Keep the backend architecture aligned with Section 13:

  • HTTP handler does input validation + response formatting
  • domain function does “summarize article” orchestration
  • LLM wrapper does the model call + validation + retries/timeouts

This prevents a common mistake: putting prompts and model calls inside your HTTP handler.

Your HTTP handler should be boring

If your handler is long and full of prompt strings, you’re building a fragile system. Move model work behind the wrapper boundary.

Endpoints and contracts

Keep your API minimal. A practical v1:

  • GET /: serve the HTML page
  • POST /api/summarize: accepts JSON with article_text and optional title

Request contract

{
  "article_text": "string",
  "title": "string | null"
}

Response contract (recommended)

Return an outcome envelope instead of raw summary only:

{
  "status": "ok" | "blocked" | "timeout" | "rate_limit" | "invalid_output" | "validation_error" | "unknown",
  "result": { ...schema... } | null,
  "message": "string | null",
  "request_id": "string"
}

This makes frontend handling straightforward and prevents “mysterious failures.”

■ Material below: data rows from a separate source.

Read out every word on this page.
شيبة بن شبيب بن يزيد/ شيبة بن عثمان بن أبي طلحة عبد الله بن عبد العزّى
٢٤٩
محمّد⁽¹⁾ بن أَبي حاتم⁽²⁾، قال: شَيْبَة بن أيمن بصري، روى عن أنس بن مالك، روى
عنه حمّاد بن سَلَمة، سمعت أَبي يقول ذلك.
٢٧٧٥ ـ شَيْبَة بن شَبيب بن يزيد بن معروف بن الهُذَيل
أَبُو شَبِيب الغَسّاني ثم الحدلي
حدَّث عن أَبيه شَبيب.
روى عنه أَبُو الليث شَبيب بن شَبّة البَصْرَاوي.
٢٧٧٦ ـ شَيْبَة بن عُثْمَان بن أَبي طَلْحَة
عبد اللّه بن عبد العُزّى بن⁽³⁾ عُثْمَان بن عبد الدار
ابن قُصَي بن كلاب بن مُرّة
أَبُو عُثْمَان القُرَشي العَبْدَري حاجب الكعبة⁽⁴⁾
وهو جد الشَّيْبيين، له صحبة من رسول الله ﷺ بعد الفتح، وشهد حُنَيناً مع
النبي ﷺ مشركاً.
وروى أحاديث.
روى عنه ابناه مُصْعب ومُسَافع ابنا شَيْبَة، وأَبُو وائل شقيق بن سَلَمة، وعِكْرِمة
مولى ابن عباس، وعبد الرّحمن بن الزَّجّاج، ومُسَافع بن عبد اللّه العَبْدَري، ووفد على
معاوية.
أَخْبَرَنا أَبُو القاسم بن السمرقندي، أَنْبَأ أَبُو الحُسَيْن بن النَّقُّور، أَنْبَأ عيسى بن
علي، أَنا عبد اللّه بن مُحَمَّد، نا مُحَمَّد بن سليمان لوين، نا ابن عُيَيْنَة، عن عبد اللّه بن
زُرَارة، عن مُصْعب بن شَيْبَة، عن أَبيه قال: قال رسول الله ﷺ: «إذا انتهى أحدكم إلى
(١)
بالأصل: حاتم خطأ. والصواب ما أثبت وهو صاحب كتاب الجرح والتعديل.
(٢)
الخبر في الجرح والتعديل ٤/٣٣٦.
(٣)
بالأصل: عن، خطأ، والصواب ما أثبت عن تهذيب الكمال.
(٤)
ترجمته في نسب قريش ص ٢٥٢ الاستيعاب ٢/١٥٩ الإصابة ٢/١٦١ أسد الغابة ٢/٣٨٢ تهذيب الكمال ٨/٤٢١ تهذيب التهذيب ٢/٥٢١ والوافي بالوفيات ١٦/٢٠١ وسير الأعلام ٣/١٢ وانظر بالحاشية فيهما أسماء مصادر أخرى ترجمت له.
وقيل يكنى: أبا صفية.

Repo structure (recommended)

summarizer-web/
  README.md
  .gitignore
  .env.example
  src/
    web/
      server.py (or server.ts)
      static/
        index.html
        main.js
        styles.css
    app/
      summarize.py
    llm/
      client.py
      prompts/
      schemas/
  tests/
    test_api_contract.py
    test_app_logic.py

Testing strategy (unit + integration)

Tests should be deterministic:

  • Unit tests: validate schema enforcement and app logic with a fake LLM client.
  • Integration test: call /api/summarize with a stubbed backend (or dependency injection) to verify request/response contract.

Avoid tests that call the real model API.

Prompt sequence to build it

Use the same incremental approach as the CLI path:

  • scaffold files + minimal server,
  • build the API endpoint returning placeholder data,
  • wire in the LLM wrapper,
  • add validation + error handling,
  • add UX states on the frontend.
Don’t start with frontend polish

Get the data flow working first. Then polish the UI once outputs are validated and error handling is correct.

Ship points for the web path

  • SP1: web server runs; page loads; submit returns placeholder JSON.
  • SP2: API wired to LLM wrapper; returns validated schema output.
  • SP3: error categories implemented end-to-end (backend + UI states).
  • SP4: timeouts/retries/fallbacks; prompt versions logged.